Sheheda, bu yasa dışı uygulamaların bir kısmının AB tarafından finanse edildiğini ve Avrupa Komisyonu tarafından da görmezden gelindiği ifade etti.

- Avrupa'da yaklaşık 6 milyon Ukraynalı mülteci yaşıyor

BM Mülteciler Yüksek Komiserliğinin son verilerine göre, savaşın başlangıcının ardından 6 milyon 268 bin Ukraynalı mülteci başka ülkelere göç etti. Bunlardan 5 milyon 901 bini Avrupa ülkelerinde kayıt yaptırdı.

Komşu ülke Polonya, en çok Ukraynalı mülteciye ev sahipliği yapan komşu ülkelerin başında gelirken BM'ye göre yaklaşık 1 milyon 639 bin Ukraynalı bu ülkede yaşıyor. Polonya makamlarına göre ise bu rakam, 2 milyona yaklaşmış durumda.

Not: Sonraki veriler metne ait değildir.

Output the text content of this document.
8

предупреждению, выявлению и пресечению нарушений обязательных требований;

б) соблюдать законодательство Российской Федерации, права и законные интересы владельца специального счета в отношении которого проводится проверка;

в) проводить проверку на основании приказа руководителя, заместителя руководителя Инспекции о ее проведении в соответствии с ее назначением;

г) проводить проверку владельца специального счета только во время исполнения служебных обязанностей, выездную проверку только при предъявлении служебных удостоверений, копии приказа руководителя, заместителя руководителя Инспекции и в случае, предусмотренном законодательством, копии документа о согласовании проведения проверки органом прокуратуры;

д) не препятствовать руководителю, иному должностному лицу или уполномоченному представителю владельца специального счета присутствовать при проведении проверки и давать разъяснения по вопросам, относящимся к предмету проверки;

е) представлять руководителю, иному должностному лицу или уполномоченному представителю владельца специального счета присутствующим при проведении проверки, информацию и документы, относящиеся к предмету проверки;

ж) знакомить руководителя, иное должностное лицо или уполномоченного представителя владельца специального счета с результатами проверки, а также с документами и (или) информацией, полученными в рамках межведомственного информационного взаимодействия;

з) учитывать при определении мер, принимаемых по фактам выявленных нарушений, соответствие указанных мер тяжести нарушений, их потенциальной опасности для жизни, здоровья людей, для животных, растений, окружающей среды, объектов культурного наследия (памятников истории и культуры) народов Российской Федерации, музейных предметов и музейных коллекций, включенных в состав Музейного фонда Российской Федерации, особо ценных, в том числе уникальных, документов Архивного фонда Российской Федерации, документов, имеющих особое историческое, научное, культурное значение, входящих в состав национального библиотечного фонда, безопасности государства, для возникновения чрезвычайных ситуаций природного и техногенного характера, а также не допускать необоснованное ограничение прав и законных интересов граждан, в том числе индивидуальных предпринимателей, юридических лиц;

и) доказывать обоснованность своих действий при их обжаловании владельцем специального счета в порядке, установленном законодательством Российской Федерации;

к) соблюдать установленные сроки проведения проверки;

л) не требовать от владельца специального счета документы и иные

Polonya'da yasal olarak ikamet eden her Ukrayna vatandaşının, Polonya vatandaşlarıyla aynı sağlık hizmetlerine erişimi garanti edilirken bunun finansmanının devlet bütçesinden sağlanması kararlaştırıldı.

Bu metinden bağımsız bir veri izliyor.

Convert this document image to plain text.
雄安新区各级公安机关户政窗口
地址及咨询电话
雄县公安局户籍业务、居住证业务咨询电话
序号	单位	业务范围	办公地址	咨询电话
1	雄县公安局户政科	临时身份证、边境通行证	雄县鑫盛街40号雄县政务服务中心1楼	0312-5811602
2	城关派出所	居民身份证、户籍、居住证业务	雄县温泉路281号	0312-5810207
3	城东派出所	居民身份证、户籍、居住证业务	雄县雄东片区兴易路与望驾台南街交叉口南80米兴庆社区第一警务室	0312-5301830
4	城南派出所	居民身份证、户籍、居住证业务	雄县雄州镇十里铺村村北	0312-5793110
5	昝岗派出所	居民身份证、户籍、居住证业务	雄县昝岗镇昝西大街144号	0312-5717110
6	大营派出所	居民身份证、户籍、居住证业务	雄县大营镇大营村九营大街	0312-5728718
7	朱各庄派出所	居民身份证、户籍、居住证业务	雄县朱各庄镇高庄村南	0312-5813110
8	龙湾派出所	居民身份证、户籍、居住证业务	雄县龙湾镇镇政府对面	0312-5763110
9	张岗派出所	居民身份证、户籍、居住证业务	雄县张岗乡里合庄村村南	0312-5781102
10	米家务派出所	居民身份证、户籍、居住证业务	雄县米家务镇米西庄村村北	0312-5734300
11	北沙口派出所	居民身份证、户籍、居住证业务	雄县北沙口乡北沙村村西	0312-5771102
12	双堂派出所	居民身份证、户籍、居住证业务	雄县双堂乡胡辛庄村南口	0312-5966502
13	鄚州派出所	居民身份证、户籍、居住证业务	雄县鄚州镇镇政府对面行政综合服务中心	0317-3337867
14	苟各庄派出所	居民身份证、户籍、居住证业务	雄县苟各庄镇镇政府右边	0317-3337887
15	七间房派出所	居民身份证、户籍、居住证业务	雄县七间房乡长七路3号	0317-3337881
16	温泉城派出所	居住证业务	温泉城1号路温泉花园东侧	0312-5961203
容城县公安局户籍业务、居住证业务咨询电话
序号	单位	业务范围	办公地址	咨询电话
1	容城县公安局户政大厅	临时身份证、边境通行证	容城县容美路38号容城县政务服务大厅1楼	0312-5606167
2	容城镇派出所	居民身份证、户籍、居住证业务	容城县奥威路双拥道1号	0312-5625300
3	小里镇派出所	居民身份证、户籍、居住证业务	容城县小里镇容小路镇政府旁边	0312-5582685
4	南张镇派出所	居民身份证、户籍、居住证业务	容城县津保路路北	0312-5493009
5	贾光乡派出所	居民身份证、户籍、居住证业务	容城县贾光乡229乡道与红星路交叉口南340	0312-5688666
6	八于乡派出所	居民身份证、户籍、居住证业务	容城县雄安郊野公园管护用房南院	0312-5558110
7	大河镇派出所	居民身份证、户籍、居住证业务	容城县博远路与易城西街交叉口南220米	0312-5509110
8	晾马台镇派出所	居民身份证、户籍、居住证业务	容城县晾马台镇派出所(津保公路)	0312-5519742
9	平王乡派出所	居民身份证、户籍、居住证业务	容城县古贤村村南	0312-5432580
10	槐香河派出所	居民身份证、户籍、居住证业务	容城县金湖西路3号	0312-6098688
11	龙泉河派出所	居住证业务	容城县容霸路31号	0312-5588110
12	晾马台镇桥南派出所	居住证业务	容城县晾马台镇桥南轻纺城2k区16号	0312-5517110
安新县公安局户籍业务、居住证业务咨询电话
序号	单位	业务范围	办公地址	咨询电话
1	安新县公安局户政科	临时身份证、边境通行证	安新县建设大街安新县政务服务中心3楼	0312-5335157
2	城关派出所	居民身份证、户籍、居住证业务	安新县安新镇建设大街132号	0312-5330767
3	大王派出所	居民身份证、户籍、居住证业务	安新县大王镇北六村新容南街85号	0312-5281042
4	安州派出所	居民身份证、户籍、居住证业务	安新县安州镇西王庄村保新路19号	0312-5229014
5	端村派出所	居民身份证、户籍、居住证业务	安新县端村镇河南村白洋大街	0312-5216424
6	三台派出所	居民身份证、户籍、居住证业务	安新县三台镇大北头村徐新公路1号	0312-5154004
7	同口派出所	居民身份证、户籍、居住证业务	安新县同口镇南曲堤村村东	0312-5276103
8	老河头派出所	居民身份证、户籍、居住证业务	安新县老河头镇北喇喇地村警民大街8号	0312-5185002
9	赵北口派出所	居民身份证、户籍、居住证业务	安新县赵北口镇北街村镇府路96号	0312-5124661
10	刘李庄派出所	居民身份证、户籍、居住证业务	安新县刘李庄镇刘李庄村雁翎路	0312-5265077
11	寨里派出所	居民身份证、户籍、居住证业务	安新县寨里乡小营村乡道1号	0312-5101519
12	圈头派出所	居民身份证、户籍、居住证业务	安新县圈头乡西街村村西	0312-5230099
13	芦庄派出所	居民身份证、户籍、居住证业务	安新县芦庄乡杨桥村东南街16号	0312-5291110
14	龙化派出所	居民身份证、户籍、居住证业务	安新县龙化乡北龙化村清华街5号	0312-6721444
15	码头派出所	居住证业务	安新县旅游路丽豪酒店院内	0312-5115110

Burada, acil masrafları karşılamak için tek seferlik mali yardıma erişebilen Ukraynalılar, aldıkları geçici oturma izniyle çalışma imkanı da buldu.

- Avrupa'da en fazla Ukraynalı Almanya'da yaşıyor

Almanya'da da bugün 1 milyon 87 bin Ukraynalı yaşıyor. Ülkede Ukrayna'dan gelen mülteciler için AB Geçici Koruma Yönergesi uygulamaya konuldu.

Ukrayna'dan gelenlerin kayıt yaptırmaları halinde geçici oturma izni için başvuru imkanı oldu. Bu oturma izni, Ukraynalılara yasal olarak çalışma ve diğer sosyal haklarla ilgili imkan tanıdı.

Öte yandan İngiltere'de 210 bin, İspanya'da 186 bin ve İtalya'da 166 bin civarında Ukraynalı mültecinin yaşadığı BM kayıtlarına geçerken bu kişilerin vize işlemleri, çalışma izinleri ve diğer sosyal haklarla ilgili istisnai hakları olduğu biliniyor.

İsviçre de hızlandırılmış bir kayıt süreci ve özel koruma statüsüyle yaklaşık 75 bin Ukraynalı sığınmacıyı kabul etti.

Statüyü alan kişilere barınma, tıbbi yardım, eğitim yardımı, çalışma imkanı ve aylık nakit yardımı yapıldı.

Irak'ın başkenti Bağdat'ta 19 Ağustos 2003'te, aralarında BM Irak Özel Temsilcisi Sergio Vieira de Mello'nun da bulunduğu 22 yardım çalışanının bombalı saldırıda hayatını kaybetmesi sonucu BM Genel Kurulu'nda 2008'de alınan kararla 19 Ağustos, "Dünya İnsani Yardım Günü" ilan edildi.